Épidémie d’Ebola en République Démocratique du Congo : une situation critique
Cela fait 100 jours que l’épidémie d’Ebola sévit en République Démocratique du Congo. L’Organisation mondiale de la santé (OMS) a déployé plus de 260 experts, acheminé plus de 330 tonnes de fournitures médicales et logistiques, et alloué 5,6 millions de dollars pour financer les opérations d’urgence. Cependant, la situation continue de se détériorer.
Une propagation hors de contrôle
Dans un communiqué, l’OMS a déclaré que cette flambée est devenue « l’épidémie à la progression la plus rapide de l’histoire du pays ». À ce jour, plus de 2 500 décès ont été enregistrés. Selon Julien Harneis, coordinateur principal d’Ebola pour les Nations unies, l’épidémie « progresse de façon exponentielle », avec la moitié des décès survenus au cours des 20 derniers jours. La zone touchée couvre désormais une superficie supérieure à celle de la France.

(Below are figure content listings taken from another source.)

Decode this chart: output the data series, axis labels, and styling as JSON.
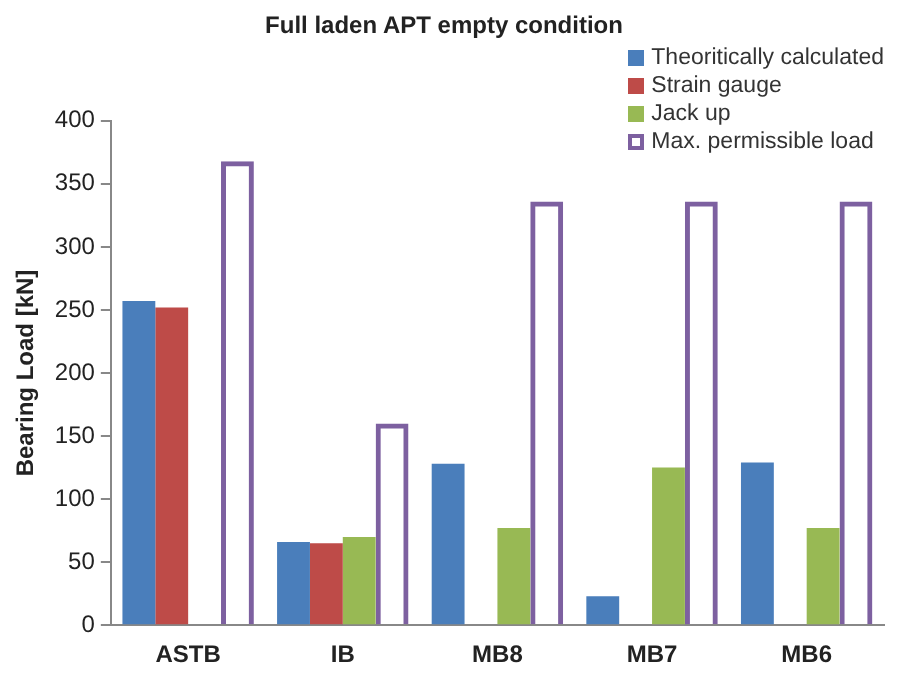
{
  "chart_data": {
    "type": "bar",
    "title": "Full laden APT empty condition",
    "ylabel": "Bearing Load [kN]",
    "categories": [
      "ASTB",
      "IB",
      "MB8",
      "MB7",
      "MB6"
    ],
    "series": [
      {
        "name": "Theoritically calculated",
        "color": "#4a7ebb",
        "values": [
          257,
          66,
          128,
          23,
          129
        ]
      },
      {
        "name": "Strain gauge",
        "color": "#be4b48",
        "values": [
          252,
          65,
          null,
          null,
          null
        ]
      },
      {
        "name": "Jack up",
        "color": "#98b954",
        "values": [
          null,
          70,
          77,
          125,
          77
        ]
      },
      {
        "name": "Max. permissible load",
        "color": "#7d60a0",
        "values": [
          368,
          160,
          336,
          336,
          336
        ]
      }
    ],
    "ylim": [
      0,
      400
    ],
    "yticks": [
      0,
      50,
      100,
      150,
      200,
      250,
      300,
      350,
      400
    ],
    "grid": false,
    "legend": "top right"
  }
}
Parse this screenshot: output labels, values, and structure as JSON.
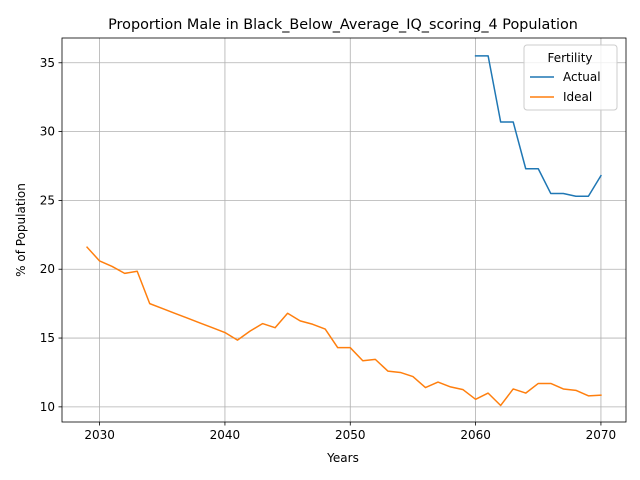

Convergence de facteurs aggravants
Plusieurs facteurs contribuent à cette propagation. Le virus responsable, le Bundibugyo, est moins fréquent et moins étudié que d’autres souches d’Ebola, et il n’existe actuellement ni vaccin ni traitement spécifique. Son taux de létalité peut atteindre 50 %.
Des défis sociaux et géopolitiques persistent, notamment l’insécurité, les déplacements de populations et les difficultés d’accès aux zones touchées. Les efforts de l’OMS et des autorités sanitaires locales sont souvent entravés par une défiance de la population, alimentée par des rumeurs sur l’origine du virus. De plus, les protocoles sanitaires pour les enterrements perturbent les rituels funéraires traditionnels, ce qui a conduit à des agressions contre des volontaires de la Croix-Rouge.
L’OMS appelle à la mobilisation
Malgré ces défis, des avancées scientifiques se poursuivent, avec des essais cliniques en cours pour des traitements potentiels et l’évaluation de vaccins candidats. Les pays voisins prennent également des mes préventives pour mieux détecter et contenir les cas importés.
« Les prochains mois seront cruciaux pour consolider les acquis des 100 premiers jours, combler les lacunes opérationnelles restantes et accélérer les efforts visant à détecter plus précocement les cas, interrompre la transmission du virus et sauver des vies », a conclu l’OMS.